MATERIAL AND METHODS: TDSCs isolated from the Achilles tendons in SD rats were co-cultured with various concentrations of IL-6. Cell proliferation, cell cycle analysis, quantitative real-time PCR, western blotting analysis, and statistical analysis were used in the study.

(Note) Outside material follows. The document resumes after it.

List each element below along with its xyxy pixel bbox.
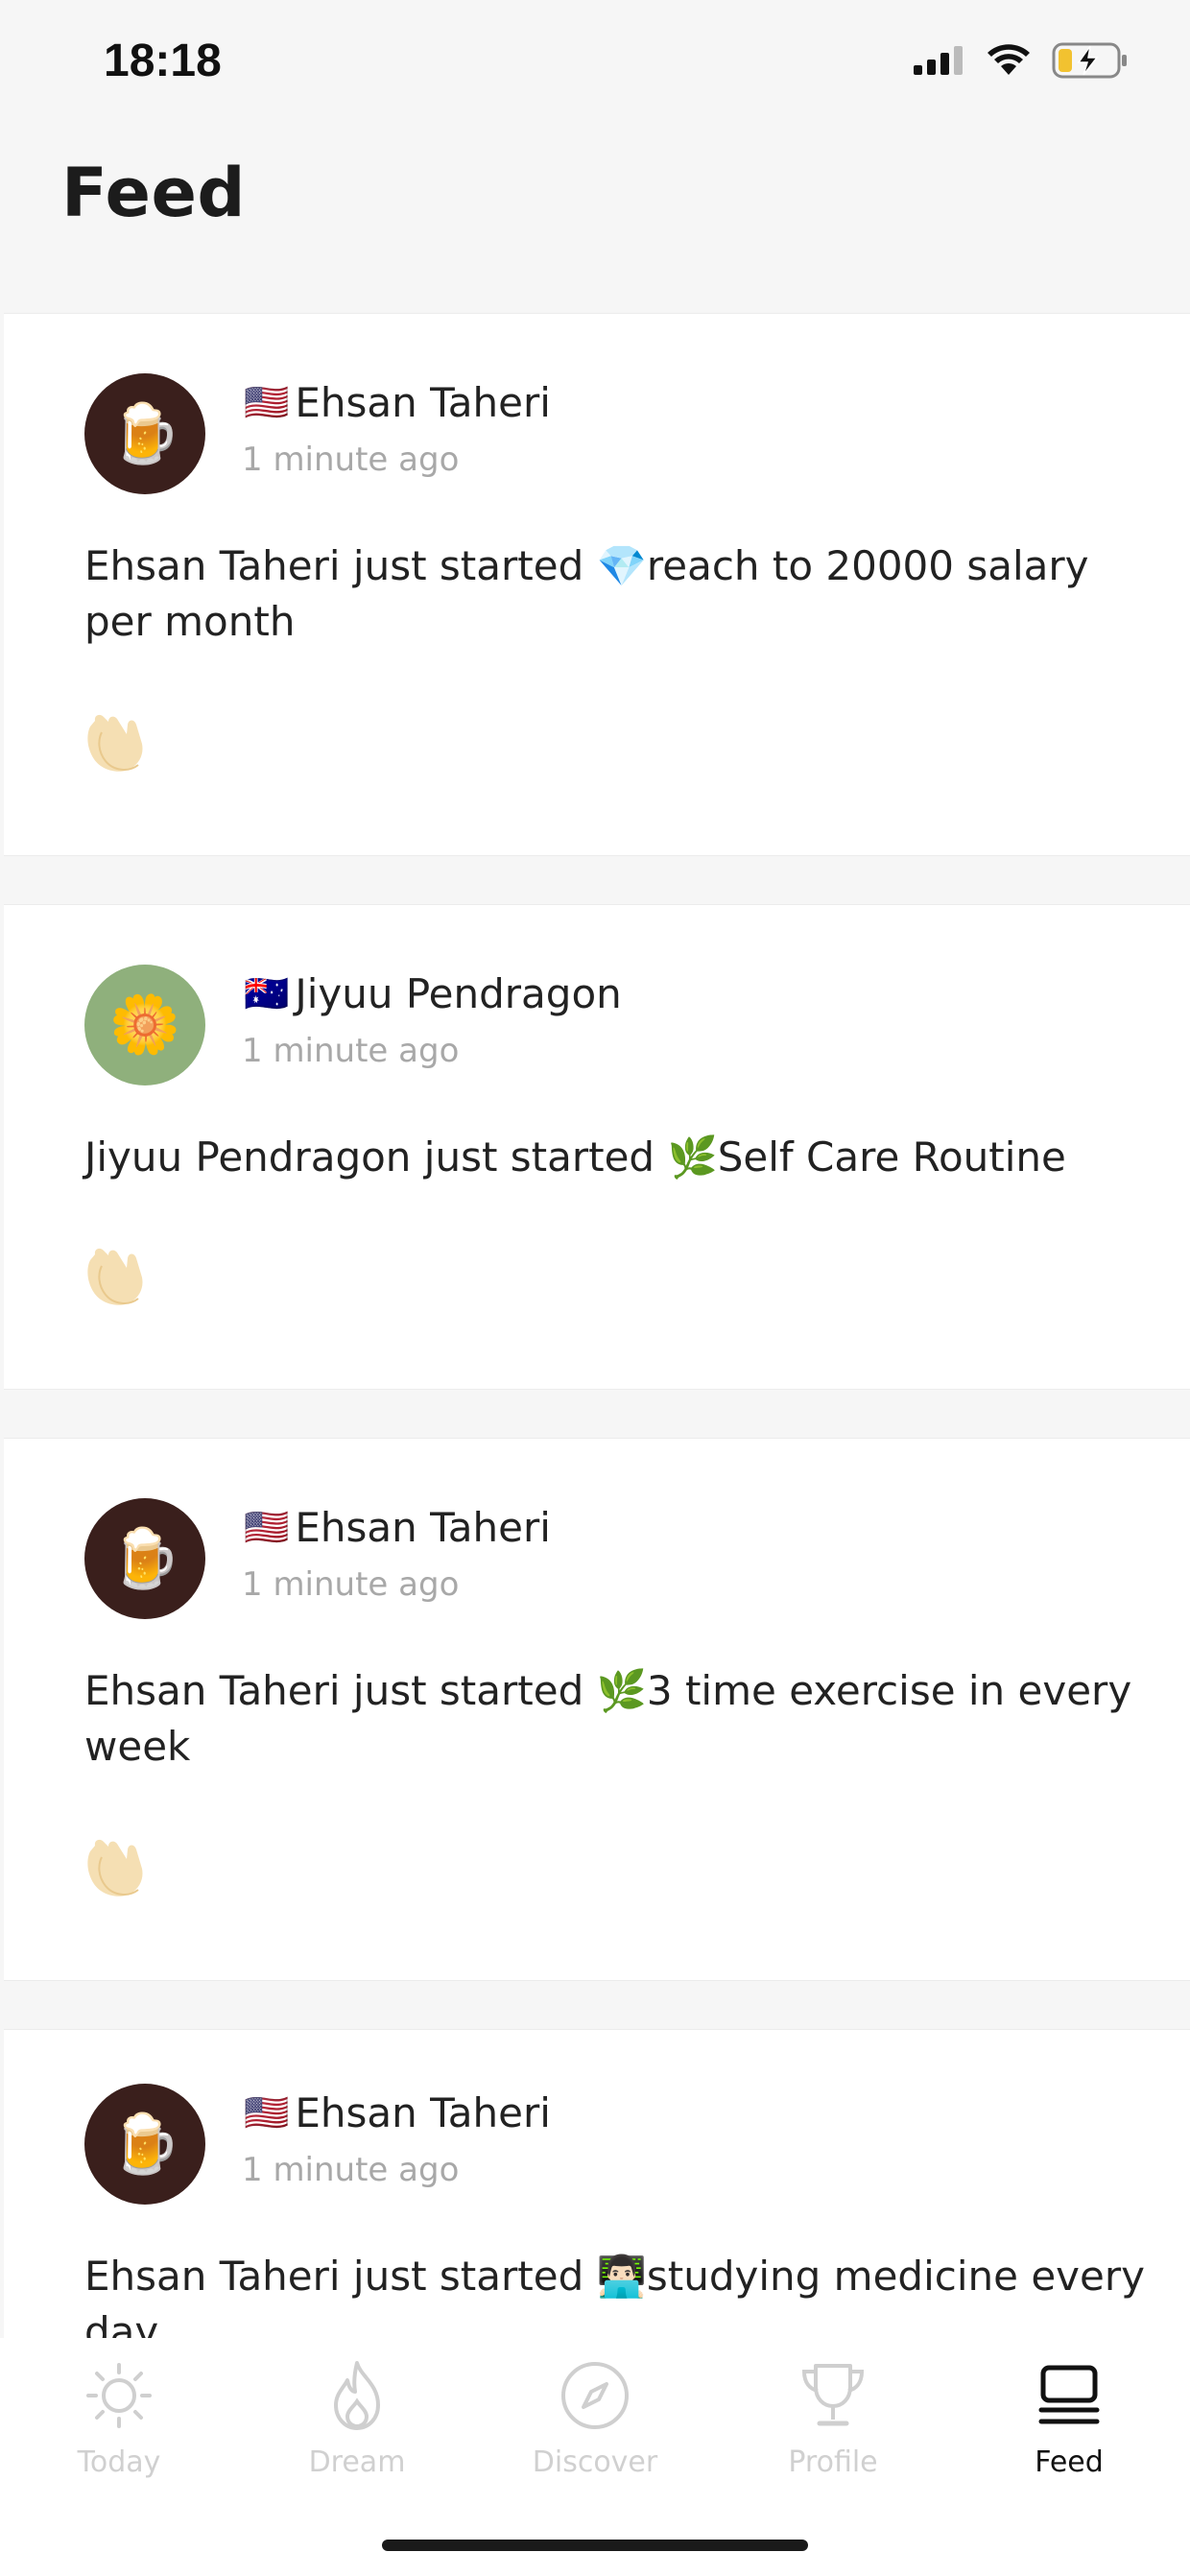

RESULTS: The result showed that IL-6 strongly increased proliferation capability, and induced cell cycle activation and transition into G2/M phase from G1 phase in TDSCs. However, IL-6 treatment strongly inhibited gene expression of Scleraxis, Collagen 1, Tenomodulin, Collagen 3, Early Growth Response Protein 1, Decorin, Lumican, Biglycan and Fibromodulin in TDSCs. It also strongly inhibited protein expression of tendon cell markers like scleraxis, collagen 1, collagen 3, and tenomodulin. IL-6 treatment strongly activated the JAK/Stat3 signaling pathway in TDSCs. Furthermore, WP1066, a JAK/Stat3 signaling pathway inhibitor, abrogated the effects of IL-6 on TDSCs.
CONCLUSIONS: These findings indicated that IL-6 might exert dual effects on TDSCs in vitro: strongly enhancing their proliferation but inhibiting their tenogenic differentiation via the JAK/Stat3 pathway.